Parmananda Khatawodi began the program with a folktale he had learned from his grandmother in Bhutan. As he told how a tiny but foolishly brave young rat, aided by a wise old elder, was able to save his community from a bullying elephant, the storyteller magically brought all the characters to life on stage, and there was elephant, rats of different ages and personalities, a deer, and a monkey.
It was a lively audience. Children quickly joined in clapping along with the action in the story.
Next up on stage were Tori and May Garvey, two equally accomplished young performers now in their second year with the Alliance. Tori herself transformed into a wolf as she told the story of the three little pigs from the perspective of the wolf, and again the children in the audience joined in. May followed her sister with jokes.
They were followed by a trickster folktale told by Eh Taw Dwe, a Karen leader from Burma. In her story, Phuoc Tran filled the stage with butterflies, wind, sun and rain, using colorful props as she told the story from Vietnam of How Snail got Her Shell. The evening concluded with the story “Curiosity” written and told by Bilquis Dairkee. This story, like some of the folktales, had a strong morale, but was based on personal memories of her childhood in Bombay, India.
All immigrant and refugees bring their folktales and stories with them to America. The Asian Storytellers Alliance was formed around the goals of practicing the art of storytelling, teaching stories to the younger generation and helping Asian storytellers become part of the larger network of storytellers in Minnesota.
There is a concern that otherwise the rich cultural legacy of stories will be lost. The Asian Storytellers Alliance is embarking on a program of professional development, workshops and grant writing.
This year they will hold monthly story circles. The story circle is an informal way to give members an opportunity to try out new ideas for stories and practice storytelling skills. Tellers receive feedback and suggestions from the other members of the alliance. Issues such as voice, gestures, and props are discussed.
The stories that closed the February meeting of the Alliance at Concordia were an example of the power stories can hold for a circle of adult listeners. The stories were more somber and serious in mood.

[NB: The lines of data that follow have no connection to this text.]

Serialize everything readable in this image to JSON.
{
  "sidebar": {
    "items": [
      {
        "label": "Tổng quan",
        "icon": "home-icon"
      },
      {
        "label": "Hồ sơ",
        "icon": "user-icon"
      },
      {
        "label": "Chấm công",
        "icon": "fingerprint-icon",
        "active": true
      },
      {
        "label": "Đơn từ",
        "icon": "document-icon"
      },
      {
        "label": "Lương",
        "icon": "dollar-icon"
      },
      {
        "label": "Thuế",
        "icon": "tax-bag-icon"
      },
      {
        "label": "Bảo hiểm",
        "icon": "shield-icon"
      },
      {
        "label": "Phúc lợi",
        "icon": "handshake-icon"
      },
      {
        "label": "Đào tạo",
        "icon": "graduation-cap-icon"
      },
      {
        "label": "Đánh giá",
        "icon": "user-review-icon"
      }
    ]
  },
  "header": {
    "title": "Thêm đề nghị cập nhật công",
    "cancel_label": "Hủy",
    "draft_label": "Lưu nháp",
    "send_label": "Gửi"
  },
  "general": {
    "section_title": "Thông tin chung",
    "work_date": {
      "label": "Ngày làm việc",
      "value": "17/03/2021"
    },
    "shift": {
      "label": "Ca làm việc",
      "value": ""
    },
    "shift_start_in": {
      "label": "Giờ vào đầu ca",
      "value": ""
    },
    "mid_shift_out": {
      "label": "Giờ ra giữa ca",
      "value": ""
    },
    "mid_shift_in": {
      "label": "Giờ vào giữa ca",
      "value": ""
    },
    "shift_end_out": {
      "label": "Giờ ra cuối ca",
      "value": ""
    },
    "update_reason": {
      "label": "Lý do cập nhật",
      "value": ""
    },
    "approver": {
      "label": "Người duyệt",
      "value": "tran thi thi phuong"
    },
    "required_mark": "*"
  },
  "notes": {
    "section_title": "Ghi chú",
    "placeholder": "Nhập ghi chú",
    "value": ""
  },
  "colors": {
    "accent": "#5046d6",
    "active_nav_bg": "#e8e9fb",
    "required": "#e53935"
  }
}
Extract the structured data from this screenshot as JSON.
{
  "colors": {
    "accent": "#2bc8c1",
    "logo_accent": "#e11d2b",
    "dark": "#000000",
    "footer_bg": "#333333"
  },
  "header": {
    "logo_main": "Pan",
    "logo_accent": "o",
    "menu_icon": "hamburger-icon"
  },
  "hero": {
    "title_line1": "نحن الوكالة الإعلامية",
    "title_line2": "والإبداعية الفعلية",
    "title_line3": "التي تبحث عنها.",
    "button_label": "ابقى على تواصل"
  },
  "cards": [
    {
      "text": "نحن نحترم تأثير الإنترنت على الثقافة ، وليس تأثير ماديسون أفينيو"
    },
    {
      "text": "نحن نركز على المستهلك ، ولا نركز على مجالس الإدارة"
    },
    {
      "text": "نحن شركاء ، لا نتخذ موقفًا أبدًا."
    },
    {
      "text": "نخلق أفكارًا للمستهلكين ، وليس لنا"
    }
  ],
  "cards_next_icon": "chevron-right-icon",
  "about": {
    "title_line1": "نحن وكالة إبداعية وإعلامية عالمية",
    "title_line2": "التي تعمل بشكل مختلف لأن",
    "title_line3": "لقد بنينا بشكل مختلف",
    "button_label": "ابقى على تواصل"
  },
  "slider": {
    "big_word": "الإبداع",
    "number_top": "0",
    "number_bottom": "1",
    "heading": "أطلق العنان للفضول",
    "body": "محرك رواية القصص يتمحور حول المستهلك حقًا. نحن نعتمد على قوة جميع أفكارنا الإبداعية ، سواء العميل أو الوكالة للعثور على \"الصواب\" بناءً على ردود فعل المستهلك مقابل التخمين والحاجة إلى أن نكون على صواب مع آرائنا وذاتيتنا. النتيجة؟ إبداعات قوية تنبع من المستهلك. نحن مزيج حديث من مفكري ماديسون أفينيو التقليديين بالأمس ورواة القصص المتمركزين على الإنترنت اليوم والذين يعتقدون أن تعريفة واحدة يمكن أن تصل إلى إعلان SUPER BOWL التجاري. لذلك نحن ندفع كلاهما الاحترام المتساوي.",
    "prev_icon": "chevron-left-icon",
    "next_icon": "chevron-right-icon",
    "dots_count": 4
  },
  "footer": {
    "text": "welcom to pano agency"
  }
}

Eh Taw told a story he remembered from his village in Burma that contrasted the life of a rich man with a poor man. The story explored the true meaning of ‘wealth’ and poverty, the causes and loss of happiness, and reflected on the nature of stress in modern lives.
Priscilla Aung told a personal story that included a Karen lullaby and demonstrated powerfully how stories and songs connect mothers and sons across generations, and can heal persons from trauma. The evening was hosted by Dyane Garvey at the Hmong Arts Connection, on the campus of Concordia University on St. Paul.
The founders and coordinators of the Alliance are Phuoc Tran, a storyteller and librarian, and David Zander, a storyteller and anthropologist with the State Council. The Alliance currently has about fifteen members. They welcome others to come and practice storytelling skills.
Members are currently preparing stories for future events such as World Refugee Day, Karen Martyr’s Day (August 12), the Minneapolis Mosaic, the Dragon Festival (July 15), a Kite Festival, the Mid-Autumn Harvest Festival at the Landmark Center (September), an event for the Council’s cultural legacy series and the annual Tellebration at the Loft.